If $n=1$, then $x=\dfrac 12$ works. Let $n>1$.
Let $x=\dfrac ab$ where $a,b\in \mathbb{Z}; b>1$ and $gcd(a,b)=1$.
$x^n+(x+1)^n\in \mathbb{Z}\Leftrightarrow \left(\dfrac ab\right)^n+\left(\dfrac {a+b}b\right)^n\in \mathbb{Z}\Leftrightarrow \dfrac {a^n+(a+b)^n}{b^n}\in \mathbb{Z}\Leftrightarrow b^n|a^n+(a+b)^n$.
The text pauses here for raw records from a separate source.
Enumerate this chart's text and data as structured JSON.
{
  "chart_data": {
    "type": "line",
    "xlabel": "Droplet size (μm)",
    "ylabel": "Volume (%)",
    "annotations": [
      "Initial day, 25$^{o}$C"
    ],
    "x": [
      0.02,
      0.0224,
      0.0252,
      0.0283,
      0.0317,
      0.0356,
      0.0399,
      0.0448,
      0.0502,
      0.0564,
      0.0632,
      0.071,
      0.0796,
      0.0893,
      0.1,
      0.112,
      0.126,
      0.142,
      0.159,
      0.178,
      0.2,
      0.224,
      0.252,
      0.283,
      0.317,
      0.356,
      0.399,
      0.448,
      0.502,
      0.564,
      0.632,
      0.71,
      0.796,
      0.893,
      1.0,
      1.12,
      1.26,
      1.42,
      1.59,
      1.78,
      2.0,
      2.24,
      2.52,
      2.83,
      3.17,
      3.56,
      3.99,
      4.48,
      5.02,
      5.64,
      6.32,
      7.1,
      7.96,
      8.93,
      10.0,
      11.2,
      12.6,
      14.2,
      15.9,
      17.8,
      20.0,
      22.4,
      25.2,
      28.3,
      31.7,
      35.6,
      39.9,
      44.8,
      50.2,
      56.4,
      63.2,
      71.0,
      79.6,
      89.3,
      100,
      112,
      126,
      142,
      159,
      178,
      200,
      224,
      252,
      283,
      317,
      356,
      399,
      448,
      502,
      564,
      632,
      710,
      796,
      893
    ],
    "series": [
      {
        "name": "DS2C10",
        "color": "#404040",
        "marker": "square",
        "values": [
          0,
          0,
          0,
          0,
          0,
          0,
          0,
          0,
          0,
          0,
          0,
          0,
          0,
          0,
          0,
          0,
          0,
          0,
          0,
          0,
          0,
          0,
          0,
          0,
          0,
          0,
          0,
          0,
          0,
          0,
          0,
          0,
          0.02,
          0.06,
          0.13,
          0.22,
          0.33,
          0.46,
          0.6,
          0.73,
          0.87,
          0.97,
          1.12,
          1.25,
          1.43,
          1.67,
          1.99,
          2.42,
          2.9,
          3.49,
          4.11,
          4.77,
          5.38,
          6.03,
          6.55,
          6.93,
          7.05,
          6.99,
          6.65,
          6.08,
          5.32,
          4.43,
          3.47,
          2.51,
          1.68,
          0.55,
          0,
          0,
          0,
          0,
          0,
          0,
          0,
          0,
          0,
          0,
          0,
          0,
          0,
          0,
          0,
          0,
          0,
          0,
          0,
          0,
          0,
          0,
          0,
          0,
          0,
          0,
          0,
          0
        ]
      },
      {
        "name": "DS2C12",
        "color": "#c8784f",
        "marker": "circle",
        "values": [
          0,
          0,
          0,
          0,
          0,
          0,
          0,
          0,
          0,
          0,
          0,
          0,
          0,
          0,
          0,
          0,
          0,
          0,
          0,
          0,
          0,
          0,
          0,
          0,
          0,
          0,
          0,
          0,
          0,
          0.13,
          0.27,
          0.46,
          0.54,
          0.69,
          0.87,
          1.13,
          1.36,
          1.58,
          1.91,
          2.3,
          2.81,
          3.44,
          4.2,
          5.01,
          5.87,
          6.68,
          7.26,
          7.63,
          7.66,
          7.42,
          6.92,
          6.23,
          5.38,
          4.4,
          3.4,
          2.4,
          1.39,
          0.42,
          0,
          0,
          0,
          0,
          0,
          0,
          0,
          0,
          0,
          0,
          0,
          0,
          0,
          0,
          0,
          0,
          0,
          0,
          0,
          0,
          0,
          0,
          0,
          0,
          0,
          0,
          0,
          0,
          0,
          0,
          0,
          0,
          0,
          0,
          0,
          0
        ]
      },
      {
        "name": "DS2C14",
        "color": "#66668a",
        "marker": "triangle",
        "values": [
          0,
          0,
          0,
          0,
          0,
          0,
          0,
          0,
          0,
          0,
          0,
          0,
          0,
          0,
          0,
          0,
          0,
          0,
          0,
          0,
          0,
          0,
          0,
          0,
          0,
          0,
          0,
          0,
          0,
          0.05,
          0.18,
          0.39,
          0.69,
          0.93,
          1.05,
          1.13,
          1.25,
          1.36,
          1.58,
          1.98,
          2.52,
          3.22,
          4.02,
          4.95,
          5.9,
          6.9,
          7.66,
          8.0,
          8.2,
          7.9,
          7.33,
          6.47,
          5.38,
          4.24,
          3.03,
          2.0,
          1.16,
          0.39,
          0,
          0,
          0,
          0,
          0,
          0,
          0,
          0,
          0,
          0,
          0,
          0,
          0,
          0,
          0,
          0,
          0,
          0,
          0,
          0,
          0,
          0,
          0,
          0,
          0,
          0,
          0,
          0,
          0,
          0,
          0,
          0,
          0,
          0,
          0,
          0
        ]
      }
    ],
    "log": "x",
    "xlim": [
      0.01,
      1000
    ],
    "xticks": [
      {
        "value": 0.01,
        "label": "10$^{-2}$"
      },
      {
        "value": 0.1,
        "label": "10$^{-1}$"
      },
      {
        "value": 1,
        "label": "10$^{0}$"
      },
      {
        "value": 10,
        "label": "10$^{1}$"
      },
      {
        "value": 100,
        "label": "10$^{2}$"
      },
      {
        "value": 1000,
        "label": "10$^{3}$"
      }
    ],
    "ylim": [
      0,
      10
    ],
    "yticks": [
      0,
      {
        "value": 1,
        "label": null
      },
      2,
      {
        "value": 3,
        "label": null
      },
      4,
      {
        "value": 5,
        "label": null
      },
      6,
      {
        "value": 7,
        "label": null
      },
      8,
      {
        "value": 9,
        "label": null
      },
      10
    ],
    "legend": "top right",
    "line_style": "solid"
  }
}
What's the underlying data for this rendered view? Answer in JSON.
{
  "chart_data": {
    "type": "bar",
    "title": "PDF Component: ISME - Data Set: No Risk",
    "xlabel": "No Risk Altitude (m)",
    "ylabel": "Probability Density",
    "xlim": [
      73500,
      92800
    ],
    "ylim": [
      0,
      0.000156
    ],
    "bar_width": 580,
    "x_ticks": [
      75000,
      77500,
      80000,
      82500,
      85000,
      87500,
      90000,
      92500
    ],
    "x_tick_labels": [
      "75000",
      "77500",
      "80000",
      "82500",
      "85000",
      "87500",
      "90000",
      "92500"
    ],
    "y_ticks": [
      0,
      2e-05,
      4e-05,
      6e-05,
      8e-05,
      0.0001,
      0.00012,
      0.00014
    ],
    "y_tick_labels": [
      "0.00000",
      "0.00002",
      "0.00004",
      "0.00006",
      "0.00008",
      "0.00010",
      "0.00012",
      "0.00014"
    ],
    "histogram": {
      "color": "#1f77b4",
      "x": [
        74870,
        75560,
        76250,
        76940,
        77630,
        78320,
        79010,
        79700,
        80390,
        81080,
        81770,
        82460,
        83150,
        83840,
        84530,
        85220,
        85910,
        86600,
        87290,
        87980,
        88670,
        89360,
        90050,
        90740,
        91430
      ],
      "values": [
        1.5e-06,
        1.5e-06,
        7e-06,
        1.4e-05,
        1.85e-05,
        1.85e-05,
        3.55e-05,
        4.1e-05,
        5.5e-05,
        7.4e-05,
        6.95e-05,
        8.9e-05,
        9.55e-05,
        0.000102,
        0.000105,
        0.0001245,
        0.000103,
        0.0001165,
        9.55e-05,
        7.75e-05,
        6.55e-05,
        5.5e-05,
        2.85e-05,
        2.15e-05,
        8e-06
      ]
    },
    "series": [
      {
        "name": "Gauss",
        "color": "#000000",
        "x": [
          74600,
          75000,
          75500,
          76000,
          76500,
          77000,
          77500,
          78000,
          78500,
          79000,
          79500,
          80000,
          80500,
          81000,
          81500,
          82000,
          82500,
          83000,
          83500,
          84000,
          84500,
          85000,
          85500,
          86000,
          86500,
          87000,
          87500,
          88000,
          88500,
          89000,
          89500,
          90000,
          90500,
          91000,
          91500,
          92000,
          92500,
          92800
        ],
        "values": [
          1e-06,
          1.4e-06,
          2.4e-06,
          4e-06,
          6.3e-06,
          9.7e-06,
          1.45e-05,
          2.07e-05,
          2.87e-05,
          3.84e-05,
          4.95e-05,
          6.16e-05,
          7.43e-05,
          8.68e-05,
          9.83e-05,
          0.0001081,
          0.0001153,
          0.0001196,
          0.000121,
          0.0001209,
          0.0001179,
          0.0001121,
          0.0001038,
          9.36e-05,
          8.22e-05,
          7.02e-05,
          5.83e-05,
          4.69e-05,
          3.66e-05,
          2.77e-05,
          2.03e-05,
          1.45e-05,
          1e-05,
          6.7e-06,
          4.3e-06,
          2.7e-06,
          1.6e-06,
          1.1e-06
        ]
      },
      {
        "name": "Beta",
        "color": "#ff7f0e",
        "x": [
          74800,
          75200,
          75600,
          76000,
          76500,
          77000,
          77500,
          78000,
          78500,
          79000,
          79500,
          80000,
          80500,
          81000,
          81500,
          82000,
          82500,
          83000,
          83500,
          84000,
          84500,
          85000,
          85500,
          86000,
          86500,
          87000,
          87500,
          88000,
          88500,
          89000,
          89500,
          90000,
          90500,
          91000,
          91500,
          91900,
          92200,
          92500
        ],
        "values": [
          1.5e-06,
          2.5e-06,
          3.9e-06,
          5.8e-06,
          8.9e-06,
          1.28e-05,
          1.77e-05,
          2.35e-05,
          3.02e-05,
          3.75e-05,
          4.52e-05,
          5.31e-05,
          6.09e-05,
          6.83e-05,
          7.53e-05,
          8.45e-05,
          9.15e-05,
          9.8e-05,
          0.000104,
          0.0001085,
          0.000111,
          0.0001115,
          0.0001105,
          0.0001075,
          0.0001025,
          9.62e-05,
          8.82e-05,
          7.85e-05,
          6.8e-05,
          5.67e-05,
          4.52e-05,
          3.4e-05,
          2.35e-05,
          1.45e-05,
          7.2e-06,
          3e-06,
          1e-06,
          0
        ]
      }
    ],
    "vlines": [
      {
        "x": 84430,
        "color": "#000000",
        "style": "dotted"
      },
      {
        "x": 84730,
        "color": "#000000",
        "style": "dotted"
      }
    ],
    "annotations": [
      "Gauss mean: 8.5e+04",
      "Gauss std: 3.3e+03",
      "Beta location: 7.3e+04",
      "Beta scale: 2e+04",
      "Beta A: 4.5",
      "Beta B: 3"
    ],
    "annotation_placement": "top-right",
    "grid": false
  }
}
$b|a^n+(a+b)^n\Rightarrow b|a^n+a^n=2a^n\Rightarrow b|2\Rightarrow b=2$. Then $2\nmid a$.
If $n$ is even, then $2^n|a^n+(a+2)^n\Rightarrow a^n+(a+2)^n\equiv 0\pmod{4}$. But $a^n\equiv (a+2)^n\equiv 1\pmod{4}$. Contradiction. Hence, $n$ must be odd.
See that if $n$ is odd, then $a=2^{n-1}-1, b=2$ works $\left[2^n|(2^{n-1}-1)^n+(2^{n-1}+1)^n=2^n\cdot (...)\right]$.